Her dersin başında, geçen hafta en dikkatlerini çeken konu neyse onu getirmelerini istiyorum, bir sınırlama yapmıyorum. Algılarını kendileri dışındaki dünyaya açma yöntemlerimden biri bu. Performansları iyi. Çalışkanlar. Söz alıyorlar. Tartışmaya katılıyorlar. Bir hoca, daha ne isteyebilir ki? Ve fakat haber, konu, dikkat referansları sosyal medya. Bu sorunu aşmak, hocalar için hayli zor.

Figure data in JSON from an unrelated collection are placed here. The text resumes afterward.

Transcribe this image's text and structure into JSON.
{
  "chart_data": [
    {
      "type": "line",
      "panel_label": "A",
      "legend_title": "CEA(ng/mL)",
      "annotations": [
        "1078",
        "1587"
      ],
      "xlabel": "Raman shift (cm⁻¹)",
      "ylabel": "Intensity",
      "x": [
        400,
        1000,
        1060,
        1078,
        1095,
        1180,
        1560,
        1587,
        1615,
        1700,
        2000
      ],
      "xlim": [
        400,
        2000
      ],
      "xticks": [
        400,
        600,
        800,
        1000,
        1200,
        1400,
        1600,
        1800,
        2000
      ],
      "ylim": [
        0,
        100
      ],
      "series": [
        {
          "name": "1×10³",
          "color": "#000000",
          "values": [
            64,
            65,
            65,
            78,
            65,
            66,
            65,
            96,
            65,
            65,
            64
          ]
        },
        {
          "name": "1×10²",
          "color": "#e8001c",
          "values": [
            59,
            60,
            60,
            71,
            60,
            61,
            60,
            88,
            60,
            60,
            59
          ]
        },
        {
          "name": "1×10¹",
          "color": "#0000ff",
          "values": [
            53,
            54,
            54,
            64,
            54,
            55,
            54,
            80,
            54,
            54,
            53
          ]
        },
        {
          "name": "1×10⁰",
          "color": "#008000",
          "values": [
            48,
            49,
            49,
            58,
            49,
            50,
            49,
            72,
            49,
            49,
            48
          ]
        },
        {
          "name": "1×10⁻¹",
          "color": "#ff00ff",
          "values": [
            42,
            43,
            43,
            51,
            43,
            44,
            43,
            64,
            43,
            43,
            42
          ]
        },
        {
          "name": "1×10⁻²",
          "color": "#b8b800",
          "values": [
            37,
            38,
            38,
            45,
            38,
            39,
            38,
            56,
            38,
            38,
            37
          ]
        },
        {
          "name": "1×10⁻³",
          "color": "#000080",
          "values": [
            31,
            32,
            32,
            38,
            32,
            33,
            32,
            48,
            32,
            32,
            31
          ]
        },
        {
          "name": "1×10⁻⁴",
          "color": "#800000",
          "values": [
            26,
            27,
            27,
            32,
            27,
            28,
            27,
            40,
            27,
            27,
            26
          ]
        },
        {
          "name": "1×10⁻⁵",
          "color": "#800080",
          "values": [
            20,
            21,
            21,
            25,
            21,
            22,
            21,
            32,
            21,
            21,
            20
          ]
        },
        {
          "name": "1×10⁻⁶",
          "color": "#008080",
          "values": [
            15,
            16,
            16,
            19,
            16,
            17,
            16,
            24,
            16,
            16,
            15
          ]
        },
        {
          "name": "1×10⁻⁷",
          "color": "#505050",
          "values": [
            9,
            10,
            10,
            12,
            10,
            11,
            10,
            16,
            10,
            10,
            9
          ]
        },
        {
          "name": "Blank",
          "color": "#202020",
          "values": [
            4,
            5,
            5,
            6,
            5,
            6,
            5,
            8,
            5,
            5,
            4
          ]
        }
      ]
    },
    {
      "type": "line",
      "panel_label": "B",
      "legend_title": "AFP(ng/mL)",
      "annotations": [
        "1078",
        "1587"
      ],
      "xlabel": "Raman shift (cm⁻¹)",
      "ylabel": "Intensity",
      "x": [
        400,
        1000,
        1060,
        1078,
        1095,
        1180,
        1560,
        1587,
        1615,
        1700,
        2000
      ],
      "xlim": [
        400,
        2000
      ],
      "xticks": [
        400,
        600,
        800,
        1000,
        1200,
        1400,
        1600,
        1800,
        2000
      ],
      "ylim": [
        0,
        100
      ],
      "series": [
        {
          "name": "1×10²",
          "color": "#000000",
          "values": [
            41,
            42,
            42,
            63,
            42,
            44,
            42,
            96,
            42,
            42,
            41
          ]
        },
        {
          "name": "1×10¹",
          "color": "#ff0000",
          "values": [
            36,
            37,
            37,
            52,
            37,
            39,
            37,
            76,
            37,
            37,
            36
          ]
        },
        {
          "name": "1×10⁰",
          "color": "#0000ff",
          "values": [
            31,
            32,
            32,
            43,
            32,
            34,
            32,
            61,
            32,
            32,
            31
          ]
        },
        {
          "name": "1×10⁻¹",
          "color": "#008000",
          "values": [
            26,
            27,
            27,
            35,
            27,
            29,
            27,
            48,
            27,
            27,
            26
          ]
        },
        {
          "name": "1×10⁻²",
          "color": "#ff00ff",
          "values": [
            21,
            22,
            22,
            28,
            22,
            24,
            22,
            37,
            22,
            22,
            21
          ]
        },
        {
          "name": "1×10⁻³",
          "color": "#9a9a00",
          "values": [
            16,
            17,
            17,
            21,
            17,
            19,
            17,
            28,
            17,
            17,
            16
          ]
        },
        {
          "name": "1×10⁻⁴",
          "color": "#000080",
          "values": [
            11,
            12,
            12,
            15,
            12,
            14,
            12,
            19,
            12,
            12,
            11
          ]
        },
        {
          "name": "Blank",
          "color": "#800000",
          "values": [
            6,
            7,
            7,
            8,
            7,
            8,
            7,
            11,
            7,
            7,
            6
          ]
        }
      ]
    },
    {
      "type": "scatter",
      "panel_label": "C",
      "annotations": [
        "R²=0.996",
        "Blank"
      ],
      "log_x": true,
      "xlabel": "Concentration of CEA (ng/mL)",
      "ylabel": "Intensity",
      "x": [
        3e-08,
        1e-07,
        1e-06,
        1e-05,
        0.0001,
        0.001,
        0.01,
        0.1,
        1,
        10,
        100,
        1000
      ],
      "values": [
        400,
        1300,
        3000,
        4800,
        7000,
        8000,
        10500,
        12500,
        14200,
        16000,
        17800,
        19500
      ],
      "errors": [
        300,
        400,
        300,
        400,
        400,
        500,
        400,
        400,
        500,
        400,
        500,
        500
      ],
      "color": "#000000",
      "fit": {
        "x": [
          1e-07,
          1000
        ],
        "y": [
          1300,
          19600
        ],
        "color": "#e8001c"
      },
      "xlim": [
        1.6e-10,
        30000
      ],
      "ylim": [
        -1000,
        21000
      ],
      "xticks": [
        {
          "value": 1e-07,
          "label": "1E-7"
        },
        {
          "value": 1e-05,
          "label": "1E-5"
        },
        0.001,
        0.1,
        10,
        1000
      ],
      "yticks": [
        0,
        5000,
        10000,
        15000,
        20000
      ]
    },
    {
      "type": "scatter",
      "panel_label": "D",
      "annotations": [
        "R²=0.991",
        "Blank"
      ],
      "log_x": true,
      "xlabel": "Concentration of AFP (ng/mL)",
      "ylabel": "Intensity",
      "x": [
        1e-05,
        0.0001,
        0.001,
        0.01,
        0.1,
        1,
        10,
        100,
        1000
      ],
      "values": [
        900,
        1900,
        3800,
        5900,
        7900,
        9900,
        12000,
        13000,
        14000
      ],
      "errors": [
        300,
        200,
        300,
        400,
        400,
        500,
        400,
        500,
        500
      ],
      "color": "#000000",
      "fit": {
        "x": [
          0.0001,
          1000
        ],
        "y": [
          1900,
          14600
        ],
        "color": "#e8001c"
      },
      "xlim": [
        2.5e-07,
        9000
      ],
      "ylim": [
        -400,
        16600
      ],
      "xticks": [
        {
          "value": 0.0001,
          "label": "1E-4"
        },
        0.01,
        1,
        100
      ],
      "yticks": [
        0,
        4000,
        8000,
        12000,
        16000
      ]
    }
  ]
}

Geçen hafta. Yazımın başındaki öğrencimin sosyal medyadan ders gündemine taşıdığı konunun eksik kalan yanlarını anlatıyorum. “Kızacağınızı tahmin ettim” diyor. Halbuki kızmıyorum, aksine, tartışmaya açtıkları konuların doğru olması gerekmiyor. Sorun, kaynağın sosyal medya olması, daha büyük sorun ise sosyal medya içeriğinin gerçek olduğunun sanılması.
Oysa onlar da biliyor, sosyal medyanın gerçeği, gerçeklikten uzaklaştırmaktan beslenen bir ortam olduğunu. Kurgunun gerçeği yamulttuğunu biliyorlar ancak, içine doğdukları dijitale bağımlılığın sunduğu konforu cazip buluyorlar. Gençlerimizin dijitalle ilişkisini, üniversite çağına gelmeden çözmenin yollarını bulmalıydık.
Konuyu neden açtığıma gelince. Kapıda Venezuela - ABD savaşı var, daha Gazze soykırımı, Ukrayna Savaşı bitmeden hem de.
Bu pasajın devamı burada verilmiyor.